Periodontal diseases are chronic infections affecting the supporting structures of teeth. Several cross-sectional, case-control, and longitudinal studies have reported an increased risk for vascular disease and related clinical events in individuals with periodontal disease. In these studies the risk was independent of other known risk factors, including smoking, diabetes, and the blood lipid profile .
Multiple pathogenic mechanisms likely underlie these observations, including, at least in part, direct infection of the vasculature by oral pathogenic bacteria, and/or generalized inflammation secondary to lipopolysaccharide or other bacterial products that engage host defense mechanisms. Indeed, more recent evidence has indicated that patients with severe periodontal disease have increased serum levels of CRP, IL-1, and IL-6, hyperfibrinogenemia, and moderate leukocytosis compared to unaffected controls .
The findings above have been extended, as a relationship between periodontal disease, tooth loss, and subclinical vascular disease (carotid intima-media thickening or carotid plaque presence) has also been recently reported [3, 4]. In the Oral Infections and Vascular Disease Epidemiology Study (INVEST), the investigators identified that tooth loss, a measure of cumulative periodontal disease, was associated with the prevalence of carotid artery plaque. Among subjects with no to nine missing teeth, 46 percent displayed carotid artery plaque, whereas individuals with 10 or more missing teeth displayed a prevalence of carotid plaque of
60 percent. These statistically significant findings suggested that measures of subclinical atherosclerosis paralleled the severity of periodontal disease in these subjects.
Although periodontal infection is not a cause of atherosclerosis, it may act as a potent modifier of disease, syner-gizing with classical risk factors such as hyperlipidemia, diabetes, or elevated blood pressure. However, some published evidence is not supportive and data from a randomized controlled clinical trial evaluating the effect of periodontal therapy on the risk for vascular disease are not available to date.

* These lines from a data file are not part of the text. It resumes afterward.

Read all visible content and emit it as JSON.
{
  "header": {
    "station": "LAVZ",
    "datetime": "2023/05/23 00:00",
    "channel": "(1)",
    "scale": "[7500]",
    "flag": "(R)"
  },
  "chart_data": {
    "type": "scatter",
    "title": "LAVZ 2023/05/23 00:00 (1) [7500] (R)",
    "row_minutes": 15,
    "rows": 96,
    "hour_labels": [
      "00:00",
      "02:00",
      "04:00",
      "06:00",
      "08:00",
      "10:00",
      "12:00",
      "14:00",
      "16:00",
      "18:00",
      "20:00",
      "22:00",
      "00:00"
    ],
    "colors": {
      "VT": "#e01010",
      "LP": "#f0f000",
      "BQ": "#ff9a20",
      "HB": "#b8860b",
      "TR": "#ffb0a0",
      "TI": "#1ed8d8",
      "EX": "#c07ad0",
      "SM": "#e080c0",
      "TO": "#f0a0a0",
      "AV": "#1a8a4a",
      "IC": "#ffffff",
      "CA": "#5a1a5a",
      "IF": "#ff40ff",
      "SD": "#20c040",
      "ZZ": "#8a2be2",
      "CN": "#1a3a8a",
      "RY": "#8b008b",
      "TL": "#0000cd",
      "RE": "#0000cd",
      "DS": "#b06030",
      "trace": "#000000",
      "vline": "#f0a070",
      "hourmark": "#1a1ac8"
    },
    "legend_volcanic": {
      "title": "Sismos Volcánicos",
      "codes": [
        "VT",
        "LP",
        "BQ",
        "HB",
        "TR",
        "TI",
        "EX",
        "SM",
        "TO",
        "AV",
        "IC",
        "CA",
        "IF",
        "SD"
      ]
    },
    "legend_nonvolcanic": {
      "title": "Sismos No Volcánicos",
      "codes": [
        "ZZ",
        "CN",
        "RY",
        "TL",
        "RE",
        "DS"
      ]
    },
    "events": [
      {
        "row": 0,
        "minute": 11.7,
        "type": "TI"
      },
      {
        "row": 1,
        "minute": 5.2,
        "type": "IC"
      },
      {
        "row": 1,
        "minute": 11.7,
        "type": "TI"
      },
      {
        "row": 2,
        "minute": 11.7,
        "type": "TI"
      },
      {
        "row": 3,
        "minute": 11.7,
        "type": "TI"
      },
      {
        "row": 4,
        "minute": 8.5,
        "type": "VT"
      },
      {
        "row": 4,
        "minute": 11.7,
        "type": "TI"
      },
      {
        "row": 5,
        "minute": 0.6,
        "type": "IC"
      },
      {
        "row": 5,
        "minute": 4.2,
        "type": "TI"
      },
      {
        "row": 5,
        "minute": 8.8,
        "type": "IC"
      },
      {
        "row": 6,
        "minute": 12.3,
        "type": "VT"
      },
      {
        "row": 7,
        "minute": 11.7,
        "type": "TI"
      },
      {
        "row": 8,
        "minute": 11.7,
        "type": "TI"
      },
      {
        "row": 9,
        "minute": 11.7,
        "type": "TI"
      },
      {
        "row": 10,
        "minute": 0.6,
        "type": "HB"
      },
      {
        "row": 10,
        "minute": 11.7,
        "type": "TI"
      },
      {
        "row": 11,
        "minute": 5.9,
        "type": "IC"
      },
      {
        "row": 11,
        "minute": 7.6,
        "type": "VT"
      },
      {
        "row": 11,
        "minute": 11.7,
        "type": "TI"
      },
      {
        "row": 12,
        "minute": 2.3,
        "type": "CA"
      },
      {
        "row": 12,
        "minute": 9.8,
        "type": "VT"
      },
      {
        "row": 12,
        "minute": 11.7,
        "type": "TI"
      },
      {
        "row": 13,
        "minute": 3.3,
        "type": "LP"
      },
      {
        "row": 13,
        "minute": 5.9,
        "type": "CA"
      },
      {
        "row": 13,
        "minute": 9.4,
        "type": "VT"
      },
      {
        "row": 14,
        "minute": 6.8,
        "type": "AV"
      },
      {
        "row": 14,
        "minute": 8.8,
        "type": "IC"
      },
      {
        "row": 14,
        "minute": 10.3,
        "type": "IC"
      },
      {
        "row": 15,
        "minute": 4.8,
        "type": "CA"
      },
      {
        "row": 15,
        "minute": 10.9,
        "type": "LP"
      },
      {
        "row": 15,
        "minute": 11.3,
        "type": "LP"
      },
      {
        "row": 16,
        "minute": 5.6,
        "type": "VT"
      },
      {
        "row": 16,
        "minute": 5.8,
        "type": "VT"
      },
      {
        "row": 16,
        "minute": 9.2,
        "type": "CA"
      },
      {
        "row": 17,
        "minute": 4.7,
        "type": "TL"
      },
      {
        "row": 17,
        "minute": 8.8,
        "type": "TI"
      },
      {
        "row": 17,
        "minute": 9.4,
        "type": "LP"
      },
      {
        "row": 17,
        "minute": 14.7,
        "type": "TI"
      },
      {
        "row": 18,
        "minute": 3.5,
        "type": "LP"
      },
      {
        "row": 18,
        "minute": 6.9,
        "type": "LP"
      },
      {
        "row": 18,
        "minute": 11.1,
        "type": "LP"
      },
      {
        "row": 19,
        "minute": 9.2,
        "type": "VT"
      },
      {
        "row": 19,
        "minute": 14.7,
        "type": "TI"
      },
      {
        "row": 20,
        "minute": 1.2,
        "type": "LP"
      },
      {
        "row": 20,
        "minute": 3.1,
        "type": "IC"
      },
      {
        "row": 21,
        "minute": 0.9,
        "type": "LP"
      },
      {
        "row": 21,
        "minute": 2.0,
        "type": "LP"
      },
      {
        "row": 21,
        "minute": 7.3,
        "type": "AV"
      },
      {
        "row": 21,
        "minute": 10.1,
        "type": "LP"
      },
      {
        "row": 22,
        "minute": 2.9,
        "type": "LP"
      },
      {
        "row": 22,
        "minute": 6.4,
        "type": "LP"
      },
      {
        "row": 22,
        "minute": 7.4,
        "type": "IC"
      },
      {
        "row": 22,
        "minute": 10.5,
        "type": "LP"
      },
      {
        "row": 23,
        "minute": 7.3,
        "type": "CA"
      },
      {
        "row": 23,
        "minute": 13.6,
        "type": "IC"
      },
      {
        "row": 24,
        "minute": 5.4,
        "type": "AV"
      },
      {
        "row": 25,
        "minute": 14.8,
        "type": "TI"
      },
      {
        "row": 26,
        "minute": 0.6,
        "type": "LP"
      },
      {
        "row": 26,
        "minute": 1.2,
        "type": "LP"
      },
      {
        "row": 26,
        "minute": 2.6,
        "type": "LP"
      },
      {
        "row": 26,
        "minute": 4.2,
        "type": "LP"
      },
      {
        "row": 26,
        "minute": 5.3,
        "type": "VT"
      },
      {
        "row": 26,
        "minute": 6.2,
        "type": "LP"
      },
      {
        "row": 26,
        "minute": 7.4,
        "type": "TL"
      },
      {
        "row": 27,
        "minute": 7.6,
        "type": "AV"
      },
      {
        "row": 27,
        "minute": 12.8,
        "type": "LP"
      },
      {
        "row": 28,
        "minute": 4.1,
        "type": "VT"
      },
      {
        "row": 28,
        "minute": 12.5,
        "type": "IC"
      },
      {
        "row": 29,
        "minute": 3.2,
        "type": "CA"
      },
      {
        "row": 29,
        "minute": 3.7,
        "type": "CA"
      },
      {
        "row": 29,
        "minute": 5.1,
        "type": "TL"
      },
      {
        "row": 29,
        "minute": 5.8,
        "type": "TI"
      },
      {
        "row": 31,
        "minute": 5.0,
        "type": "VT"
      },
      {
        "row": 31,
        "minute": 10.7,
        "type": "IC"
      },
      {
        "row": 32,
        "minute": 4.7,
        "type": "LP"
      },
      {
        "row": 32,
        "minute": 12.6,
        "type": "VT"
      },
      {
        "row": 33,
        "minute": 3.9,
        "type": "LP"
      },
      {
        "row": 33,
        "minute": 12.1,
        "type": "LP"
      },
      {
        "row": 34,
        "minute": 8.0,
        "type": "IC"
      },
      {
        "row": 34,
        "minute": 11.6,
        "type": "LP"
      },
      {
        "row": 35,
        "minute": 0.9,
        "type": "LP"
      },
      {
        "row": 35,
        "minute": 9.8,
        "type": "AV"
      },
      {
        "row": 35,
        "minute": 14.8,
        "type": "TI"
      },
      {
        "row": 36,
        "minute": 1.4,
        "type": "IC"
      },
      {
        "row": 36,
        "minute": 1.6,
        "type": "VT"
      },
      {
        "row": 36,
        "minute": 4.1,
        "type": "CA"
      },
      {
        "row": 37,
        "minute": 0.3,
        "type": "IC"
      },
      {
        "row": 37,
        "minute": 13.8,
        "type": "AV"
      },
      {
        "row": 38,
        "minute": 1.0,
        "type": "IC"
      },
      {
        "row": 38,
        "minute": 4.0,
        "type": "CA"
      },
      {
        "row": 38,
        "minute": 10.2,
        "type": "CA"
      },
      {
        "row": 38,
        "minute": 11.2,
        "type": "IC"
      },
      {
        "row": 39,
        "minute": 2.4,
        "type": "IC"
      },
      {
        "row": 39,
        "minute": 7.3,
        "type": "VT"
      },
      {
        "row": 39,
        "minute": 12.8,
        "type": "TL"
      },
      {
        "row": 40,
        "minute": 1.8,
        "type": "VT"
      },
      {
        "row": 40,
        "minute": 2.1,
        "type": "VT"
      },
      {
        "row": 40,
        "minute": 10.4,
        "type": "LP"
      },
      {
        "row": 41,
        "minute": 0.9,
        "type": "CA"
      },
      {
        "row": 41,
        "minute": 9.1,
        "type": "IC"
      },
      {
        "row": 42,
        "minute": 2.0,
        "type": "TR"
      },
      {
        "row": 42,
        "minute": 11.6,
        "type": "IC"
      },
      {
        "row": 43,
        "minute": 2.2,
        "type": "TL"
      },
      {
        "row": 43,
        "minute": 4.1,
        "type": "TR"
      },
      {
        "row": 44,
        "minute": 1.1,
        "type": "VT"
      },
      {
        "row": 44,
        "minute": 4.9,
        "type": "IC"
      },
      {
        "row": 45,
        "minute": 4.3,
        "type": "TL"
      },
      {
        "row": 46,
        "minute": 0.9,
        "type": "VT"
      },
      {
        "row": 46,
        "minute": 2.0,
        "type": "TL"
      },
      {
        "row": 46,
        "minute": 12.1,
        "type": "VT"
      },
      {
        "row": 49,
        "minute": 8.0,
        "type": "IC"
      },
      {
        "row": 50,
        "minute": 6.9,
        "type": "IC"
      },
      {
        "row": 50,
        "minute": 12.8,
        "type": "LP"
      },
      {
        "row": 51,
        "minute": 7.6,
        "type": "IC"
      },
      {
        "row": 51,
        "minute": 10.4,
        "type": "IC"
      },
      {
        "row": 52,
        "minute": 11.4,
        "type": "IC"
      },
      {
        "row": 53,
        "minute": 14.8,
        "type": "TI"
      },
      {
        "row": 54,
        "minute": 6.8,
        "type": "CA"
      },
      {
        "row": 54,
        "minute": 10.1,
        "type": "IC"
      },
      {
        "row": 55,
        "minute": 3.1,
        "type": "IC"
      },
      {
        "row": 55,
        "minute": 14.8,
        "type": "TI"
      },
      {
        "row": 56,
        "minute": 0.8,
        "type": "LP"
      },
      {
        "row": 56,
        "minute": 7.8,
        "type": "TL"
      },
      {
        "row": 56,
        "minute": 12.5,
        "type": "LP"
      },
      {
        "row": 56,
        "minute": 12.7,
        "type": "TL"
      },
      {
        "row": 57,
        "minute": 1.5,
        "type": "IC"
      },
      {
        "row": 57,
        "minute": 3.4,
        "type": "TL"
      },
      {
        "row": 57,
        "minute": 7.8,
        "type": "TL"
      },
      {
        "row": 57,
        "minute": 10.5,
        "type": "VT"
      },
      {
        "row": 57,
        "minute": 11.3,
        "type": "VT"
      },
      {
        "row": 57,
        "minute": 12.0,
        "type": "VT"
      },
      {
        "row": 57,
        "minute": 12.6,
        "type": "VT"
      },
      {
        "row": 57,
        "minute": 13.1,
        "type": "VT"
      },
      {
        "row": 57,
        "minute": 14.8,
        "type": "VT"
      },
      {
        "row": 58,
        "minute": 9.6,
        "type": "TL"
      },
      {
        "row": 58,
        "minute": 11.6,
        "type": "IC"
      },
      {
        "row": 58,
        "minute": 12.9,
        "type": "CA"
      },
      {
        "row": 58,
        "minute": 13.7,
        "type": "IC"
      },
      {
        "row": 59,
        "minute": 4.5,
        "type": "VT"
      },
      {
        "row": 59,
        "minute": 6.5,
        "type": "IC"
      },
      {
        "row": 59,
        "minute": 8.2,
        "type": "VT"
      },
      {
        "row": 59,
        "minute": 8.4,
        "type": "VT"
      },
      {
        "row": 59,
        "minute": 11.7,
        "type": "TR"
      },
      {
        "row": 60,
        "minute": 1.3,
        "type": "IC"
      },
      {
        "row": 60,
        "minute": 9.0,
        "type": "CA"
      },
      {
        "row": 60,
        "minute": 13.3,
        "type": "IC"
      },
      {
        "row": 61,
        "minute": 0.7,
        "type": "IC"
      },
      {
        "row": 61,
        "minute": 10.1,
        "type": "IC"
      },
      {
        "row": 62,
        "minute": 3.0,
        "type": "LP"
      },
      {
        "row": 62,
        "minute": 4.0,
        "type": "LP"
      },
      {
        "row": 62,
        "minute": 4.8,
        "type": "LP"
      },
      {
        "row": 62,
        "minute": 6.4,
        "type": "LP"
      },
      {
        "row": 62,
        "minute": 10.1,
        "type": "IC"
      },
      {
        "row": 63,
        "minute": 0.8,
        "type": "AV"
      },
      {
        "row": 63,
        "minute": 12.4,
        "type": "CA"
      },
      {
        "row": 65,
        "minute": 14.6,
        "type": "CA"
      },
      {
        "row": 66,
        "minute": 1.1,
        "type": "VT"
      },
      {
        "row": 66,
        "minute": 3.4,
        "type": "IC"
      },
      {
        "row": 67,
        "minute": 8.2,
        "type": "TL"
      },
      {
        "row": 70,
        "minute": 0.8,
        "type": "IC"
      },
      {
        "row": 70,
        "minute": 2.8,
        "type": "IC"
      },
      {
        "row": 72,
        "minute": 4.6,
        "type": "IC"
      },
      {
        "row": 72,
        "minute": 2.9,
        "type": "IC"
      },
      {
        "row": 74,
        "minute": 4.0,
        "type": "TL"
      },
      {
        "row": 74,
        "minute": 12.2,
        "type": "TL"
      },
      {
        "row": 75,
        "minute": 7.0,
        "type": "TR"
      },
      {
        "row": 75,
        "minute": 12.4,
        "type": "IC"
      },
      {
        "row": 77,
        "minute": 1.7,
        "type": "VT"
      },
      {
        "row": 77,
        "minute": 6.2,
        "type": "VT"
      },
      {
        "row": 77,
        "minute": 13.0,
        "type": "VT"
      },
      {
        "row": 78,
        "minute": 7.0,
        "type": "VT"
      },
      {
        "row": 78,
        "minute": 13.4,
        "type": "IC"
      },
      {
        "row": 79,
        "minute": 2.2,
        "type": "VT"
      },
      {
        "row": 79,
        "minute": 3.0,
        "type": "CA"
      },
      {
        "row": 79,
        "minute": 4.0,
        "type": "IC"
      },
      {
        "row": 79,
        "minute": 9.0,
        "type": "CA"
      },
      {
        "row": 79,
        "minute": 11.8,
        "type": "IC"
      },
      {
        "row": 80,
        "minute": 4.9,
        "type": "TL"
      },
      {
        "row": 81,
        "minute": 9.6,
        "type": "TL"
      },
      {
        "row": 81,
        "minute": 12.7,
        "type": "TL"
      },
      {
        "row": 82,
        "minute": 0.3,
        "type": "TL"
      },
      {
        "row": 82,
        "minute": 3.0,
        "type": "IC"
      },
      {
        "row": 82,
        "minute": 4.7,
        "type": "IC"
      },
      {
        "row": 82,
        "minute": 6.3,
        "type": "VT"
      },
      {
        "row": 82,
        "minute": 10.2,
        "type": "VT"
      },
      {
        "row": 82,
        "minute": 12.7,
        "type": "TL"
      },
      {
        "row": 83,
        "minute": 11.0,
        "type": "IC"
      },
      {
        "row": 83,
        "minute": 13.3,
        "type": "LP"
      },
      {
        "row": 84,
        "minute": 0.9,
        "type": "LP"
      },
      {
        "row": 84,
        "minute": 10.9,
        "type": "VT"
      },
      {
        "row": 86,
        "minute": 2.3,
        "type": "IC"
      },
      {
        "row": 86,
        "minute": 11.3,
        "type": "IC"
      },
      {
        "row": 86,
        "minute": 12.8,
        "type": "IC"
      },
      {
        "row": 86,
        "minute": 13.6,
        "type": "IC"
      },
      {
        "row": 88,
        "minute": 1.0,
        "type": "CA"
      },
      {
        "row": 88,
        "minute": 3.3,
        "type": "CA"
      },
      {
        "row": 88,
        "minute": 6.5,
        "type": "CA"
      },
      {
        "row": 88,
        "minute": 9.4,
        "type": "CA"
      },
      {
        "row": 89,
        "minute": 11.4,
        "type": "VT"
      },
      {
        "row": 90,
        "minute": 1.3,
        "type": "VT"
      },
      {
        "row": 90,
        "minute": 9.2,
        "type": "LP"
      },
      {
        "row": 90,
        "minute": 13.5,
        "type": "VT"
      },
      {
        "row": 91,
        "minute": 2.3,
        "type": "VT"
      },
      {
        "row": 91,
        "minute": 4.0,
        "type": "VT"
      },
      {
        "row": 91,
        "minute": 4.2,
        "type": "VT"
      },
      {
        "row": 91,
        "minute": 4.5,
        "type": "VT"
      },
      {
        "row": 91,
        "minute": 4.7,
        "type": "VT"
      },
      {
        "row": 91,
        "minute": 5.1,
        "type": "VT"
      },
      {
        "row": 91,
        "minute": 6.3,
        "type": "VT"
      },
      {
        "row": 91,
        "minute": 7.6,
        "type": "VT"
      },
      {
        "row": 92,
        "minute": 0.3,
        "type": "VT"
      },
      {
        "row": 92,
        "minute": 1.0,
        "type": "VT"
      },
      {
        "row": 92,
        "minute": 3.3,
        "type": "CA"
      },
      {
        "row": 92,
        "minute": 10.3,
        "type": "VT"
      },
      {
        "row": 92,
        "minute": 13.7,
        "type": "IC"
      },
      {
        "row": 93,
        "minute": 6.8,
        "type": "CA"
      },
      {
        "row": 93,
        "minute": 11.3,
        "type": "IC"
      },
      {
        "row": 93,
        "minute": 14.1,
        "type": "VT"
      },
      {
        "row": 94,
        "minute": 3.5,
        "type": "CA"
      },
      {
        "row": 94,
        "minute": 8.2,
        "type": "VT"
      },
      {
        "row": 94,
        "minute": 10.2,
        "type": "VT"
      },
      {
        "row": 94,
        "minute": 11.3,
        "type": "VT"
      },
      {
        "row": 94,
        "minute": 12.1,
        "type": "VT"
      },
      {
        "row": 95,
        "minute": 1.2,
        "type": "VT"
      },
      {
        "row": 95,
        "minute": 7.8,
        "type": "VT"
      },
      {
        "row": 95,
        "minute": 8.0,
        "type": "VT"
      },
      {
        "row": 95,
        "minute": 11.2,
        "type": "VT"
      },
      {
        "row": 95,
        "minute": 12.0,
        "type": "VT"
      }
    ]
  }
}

The state of microvascular function has been suggested to correlate with frank macrovascular disease. Thus, assessment of flow-mediated dilation may provide a window into vascular inflammation and atherosclerosis. These correlations have been found in subjects with periodontal disease as well; subjects with advanced periodontal disease displayed significantly lower flow-mediated dilation of the brachial artery on ultrasonography compared with age-matched control subjects. These considerations have led to the suggested use of flow-mediated dilation as a surrogate marker for the presence/extent of atherosclerosis. However, the link between such surrogates and definitive clinical events such as myocardial infarctions/death and the response to therapeutic intervention is not yet fully clarified, and conflicting evidence exists.
The development of suitable animal models provides a way to assess these concepts experimentally and dissect the pathways by which periodontal infections are linked to vascular inflammation and atherosclerosis.